Trata-se, segundo eles, de uma informação importantíssima para a agricultura e a ecologia. Explica-se: para realizar a fotossíntese, em que absorvem gás carbônico do ar e transformam-no em oxigênio, os vegetais possuem em suas folhas pequenos poros chamados estômatos. São eles que absorvem o gás carbônico do ar, impedindo que a atmosfera seja “dominada” pelo CO2. Eles também que eliminam água em forma de vapor. Pelos estômatos, as plantas podem perder até 95% de sua água em períodos de seca extrema.

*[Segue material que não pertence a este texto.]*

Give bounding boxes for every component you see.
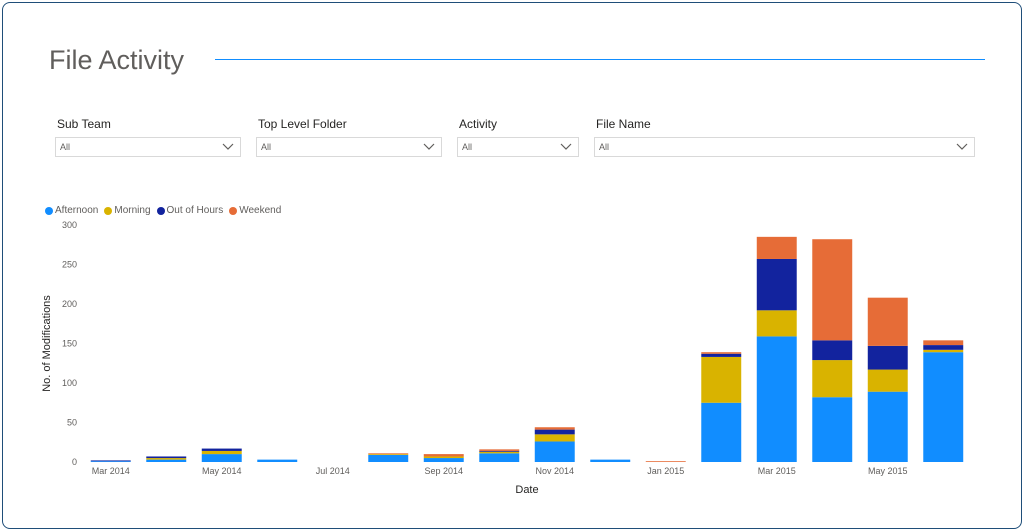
bar-segment-morning[interactable] [423, 456, 464, 459]
bar-segment-out-of-hours[interactable] [90, 460, 131, 462]
y-tick-label: 100 [62, 378, 77, 388]
bar-segment-morning[interactable] [756, 310, 797, 337]
bar-segment-out-of-hours[interactable] [701, 353, 742, 357]
x-tick-label: Jul 2014 [316, 466, 350, 476]
bar-segment-out-of-hours[interactable] [923, 345, 964, 350]
y-tick-label: 200 [62, 299, 77, 309]
bar-segment-weekend[interactable] [812, 239, 853, 341]
bar-segment-weekend[interactable] [867, 297, 908, 346]
x-tick-label: Jan 2015 [647, 466, 684, 476]
bar-segment-out-of-hours[interactable] [867, 345, 908, 370]
x-tick-label: Mar 2015 [758, 466, 796, 476]
bar-segment-weekend[interactable] [423, 454, 464, 457]
x-tick-label: Mar 2014 [92, 466, 130, 476]
bar-segment-morning[interactable] [812, 360, 853, 398]
bar-segment-weekend[interactable] [534, 427, 575, 430]
bar-segment-afternoon[interactable] [479, 453, 520, 462]
bar-segment-morning[interactable] [146, 458, 187, 460]
bar-segment-morning[interactable] [479, 451, 520, 454]
bar-segment-morning[interactable] [201, 450, 242, 455]
x-axis-title: Date [515, 484, 538, 496]
bar-segment-afternoon[interactable] [590, 459, 631, 462]
y-tick-label: 250 [62, 260, 77, 270]
bar-segment-afternoon[interactable] [534, 441, 575, 462]
bar-segment-morning[interactable] [368, 454, 409, 455]
bar-segment-afternoon[interactable] [90, 461, 131, 463]
bar-segment-weekend[interactable] [645, 461, 686, 463]
bar-segment-weekend[interactable] [479, 449, 520, 451]
stacked-bar-chart: 0 50 100 150 200 250 300 No. of Modifications Da… [41, 220, 964, 496]
y-tick-label: 300 [62, 220, 77, 230]
y-tick-label: 0 [72, 457, 77, 467]
x-tick-label: Nov 2014 [535, 466, 574, 476]
bar-segment-out-of-hours[interactable] [812, 340, 853, 361]
bar-segment-weekend[interactable] [756, 236, 797, 259]
x-tick-label: May 2014 [202, 466, 242, 476]
bar-segment-afternoon[interactable] [201, 454, 242, 462]
report-frame: File Activity Sub Team All Top Level Fol… [2, 2, 1022, 529]
bar-segment-afternoon[interactable] [867, 391, 908, 462]
bar-segment-morning[interactable] [923, 349, 964, 353]
y-axis-title: No. of Modifications [41, 295, 53, 392]
bar-segment-weekend[interactable] [923, 340, 964, 346]
bar-segment-morning[interactable] [867, 369, 908, 392]
bar-segment-weekend[interactable] [368, 453, 409, 455]
y-tick-label: 50 [67, 418, 77, 428]
bar-segment-morning[interactable] [701, 356, 742, 403]
bar-segment-out-of-hours[interactable] [534, 429, 575, 435]
bar-segment-afternoon[interactable] [146, 459, 187, 462]
bar-segment-afternoon[interactable] [812, 397, 853, 462]
bar-segment-morning[interactable] [534, 434, 575, 442]
x-tick-label: Sep 2014 [424, 466, 463, 476]
bar-segment-afternoon[interactable] [923, 352, 964, 462]
bar-segment-weekend[interactable] [701, 352, 742, 354]
x-tick-label: May 2015 [868, 466, 908, 476]
bar-segment-afternoon[interactable] [423, 458, 464, 462]
bar-segment-afternoon[interactable] [701, 402, 742, 462]
y-tick-label: 150 [62, 339, 77, 349]
bar-segment-out-of-hours[interactable] [756, 258, 797, 311]
bar-segment-afternoon[interactable] [756, 336, 797, 462]
bar-segment-afternoon[interactable] [257, 459, 298, 462]
bar-segment-out-of-hours[interactable] [479, 450, 520, 452]
bar-segment-afternoon[interactable] [368, 454, 409, 462]
bar-segment-out-of-hours[interactable] [146, 456, 187, 459]
bar-segment-out-of-hours[interactable] [201, 448, 242, 451]
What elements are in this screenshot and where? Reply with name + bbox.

Há anos a ciência vêm tentando encontrar o gene que regula o funcionamento dos estômatos. É esse gene que os pesquisadores disseram ter encontrado: o que regula quando o poro abre e quando fecha. A descoberta, de acordo com eles, pode levar ao desenvolvimento de plantas geneticamente modificadas, como estômatos reguláveis.
Seca e efeito estufa – Na prática, isso significa que o homem seria capaz de criar estômatos – e portanto um vegetal – que continue a absorver gás carbônico da atmosfera, sem, entretanto, perder uma quantidade muito alta de água ao fazê-lo. Primeira vantagem: plantas que se mantêm hidratadas durante a seca. Segunda: se for possível aumentar a quantidade de CO2 absorvido pelos vegetais, terá sido criada mais uma forma de combater o efeito estufa.
Tudo isso, segundo os pesquisadores, ainda é muito incerto. “Abrimos uma avenida, mas ainda estamos muito distantes” de realizar as idéias acima, reconheceu o professor Jakko Kangasjarvi, da Universidade de Helsinki. “Mas, antes deste estudo, não sabíamos onde mexer, que alvo modificar. Agora sabemos”, explicou.